Alibaba’s infiltration is very different from how the shares of U.S. tech giants threaten the ongoing threat from anti-trust allegations in recent years.
Sections of
Alphabet
(GOOGL), Google’s parent, is up about 13% from Oct. 19, the day before the Department of Justice and various states filed a lawsuit accusing Alphabet of operating an illegal monopoly. The Nasdaq has collected 11% in the same race. Sections of
Facebook
(FB) is down about 4% since Dec. 9, when the company was hit by a similar lawsuit. Facebook has gained about 30% a year so far, and Alphabet is up 29%.
Investors seem to be betting that nothing will come of the U.S. lawsuit – or that the biggest U.S. tech companies might be worth as much, or more, if they break up. In China, however, the government is the law. If it has a problem with Alibaba, Alibaba has a problem.
China is not only targeting Alibaba – they are also targeting Ma, which controls Ant Financial, which was awarded an initial $ 34 billion public offering planned for its last month after the agreement went awry from the Chinese authorities. Alibaba and Ant said in separate statements that they would cooperate with regulators.

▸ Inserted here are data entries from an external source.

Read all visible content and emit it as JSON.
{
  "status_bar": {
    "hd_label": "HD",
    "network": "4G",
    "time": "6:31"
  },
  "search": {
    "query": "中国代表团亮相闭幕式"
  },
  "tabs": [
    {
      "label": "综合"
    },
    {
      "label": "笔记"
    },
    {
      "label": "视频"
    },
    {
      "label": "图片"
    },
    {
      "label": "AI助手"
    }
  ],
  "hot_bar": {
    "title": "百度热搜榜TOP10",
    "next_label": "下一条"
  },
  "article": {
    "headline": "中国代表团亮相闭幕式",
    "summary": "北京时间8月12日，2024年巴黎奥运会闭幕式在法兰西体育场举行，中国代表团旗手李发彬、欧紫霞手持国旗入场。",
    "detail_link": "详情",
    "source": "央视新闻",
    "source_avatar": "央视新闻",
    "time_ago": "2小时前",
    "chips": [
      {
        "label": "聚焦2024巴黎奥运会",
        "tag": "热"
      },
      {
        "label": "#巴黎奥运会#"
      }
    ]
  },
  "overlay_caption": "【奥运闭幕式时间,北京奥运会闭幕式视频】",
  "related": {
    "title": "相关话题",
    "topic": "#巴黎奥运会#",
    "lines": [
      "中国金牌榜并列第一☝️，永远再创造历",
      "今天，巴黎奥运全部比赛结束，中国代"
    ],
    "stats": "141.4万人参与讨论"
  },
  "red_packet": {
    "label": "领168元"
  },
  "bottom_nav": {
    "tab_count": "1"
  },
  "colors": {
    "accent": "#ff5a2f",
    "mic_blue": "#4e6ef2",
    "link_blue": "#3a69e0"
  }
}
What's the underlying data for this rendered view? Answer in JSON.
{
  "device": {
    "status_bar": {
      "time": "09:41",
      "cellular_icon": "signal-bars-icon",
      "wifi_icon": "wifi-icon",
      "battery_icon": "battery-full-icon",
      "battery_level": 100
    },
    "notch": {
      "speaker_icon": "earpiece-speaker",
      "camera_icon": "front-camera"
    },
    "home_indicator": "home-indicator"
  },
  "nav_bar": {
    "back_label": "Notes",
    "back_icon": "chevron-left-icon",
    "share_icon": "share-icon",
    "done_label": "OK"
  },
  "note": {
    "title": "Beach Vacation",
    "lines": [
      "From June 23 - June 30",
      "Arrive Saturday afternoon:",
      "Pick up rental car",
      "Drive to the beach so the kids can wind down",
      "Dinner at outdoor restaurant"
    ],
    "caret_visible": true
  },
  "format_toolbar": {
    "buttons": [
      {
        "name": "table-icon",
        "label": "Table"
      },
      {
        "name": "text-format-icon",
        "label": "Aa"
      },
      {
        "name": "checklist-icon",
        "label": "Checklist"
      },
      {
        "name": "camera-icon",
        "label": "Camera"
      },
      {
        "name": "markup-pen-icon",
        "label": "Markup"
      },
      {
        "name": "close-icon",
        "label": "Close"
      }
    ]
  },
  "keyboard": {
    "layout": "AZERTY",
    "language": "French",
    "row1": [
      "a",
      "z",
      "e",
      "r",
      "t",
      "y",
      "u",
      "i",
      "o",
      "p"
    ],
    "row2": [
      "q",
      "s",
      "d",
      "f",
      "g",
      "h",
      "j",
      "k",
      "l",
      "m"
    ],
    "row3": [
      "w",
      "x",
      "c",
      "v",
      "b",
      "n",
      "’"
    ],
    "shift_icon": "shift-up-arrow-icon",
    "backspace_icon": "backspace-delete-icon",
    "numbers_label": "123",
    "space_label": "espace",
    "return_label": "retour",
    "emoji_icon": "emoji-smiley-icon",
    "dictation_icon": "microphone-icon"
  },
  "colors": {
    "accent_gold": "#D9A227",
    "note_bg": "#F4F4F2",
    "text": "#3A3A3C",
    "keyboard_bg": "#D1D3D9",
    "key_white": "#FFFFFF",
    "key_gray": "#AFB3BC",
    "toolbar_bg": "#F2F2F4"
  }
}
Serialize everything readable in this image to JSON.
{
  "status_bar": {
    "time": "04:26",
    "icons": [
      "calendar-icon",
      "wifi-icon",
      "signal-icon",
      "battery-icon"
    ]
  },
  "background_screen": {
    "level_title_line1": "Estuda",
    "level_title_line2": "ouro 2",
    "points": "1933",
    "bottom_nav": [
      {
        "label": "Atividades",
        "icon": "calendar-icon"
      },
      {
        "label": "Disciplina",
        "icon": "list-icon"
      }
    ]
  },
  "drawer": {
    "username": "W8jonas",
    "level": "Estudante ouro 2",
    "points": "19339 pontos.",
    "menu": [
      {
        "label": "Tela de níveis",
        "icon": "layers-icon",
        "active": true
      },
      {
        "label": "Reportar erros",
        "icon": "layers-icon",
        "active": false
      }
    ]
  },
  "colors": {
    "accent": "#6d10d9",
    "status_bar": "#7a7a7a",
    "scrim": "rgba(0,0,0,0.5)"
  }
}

China released draft antimonopoly rules last month, designed to resume in major internet companies. Regulators are now looking into Alibaba’s use of banning arrangements with buyers who sell on their e-commerce platform, preventing them from operating through competitors such as
JD.com
(JD).
Kessler, analyst Raymond James, says the tricky part with Alibaba will be measuring its hit to revenue, if that. And Chinese regulators are likely to go after other companies, he says.
Analysts predict that Alibaba will report $ 106 billion in sales for the fiscal year ending March 2021, according to FactSet. That would be a 49% increase from fiscal year 2020. Kessler said Barron’s that nationwide e-commerce sales are growing at a rate of 20% in China. Alibaba’s practices do not seem to be hurting competitors, ”he says.
Trade risk could still be an issue for U.S. investors in China. President Donald Trump’s prices on Chinese goods were rolling many businesses. Investors still don’t know how the Biden administration will handle China. “Trading has been a struggle,” said Rich Sega, Conning’s chief global investment strategy. He is hopeful that there will be a more friendly trade policy under Biden, which Sega believes is “less likely to use tariffs as a tool.”
Reshma Kapadia contributed to this article.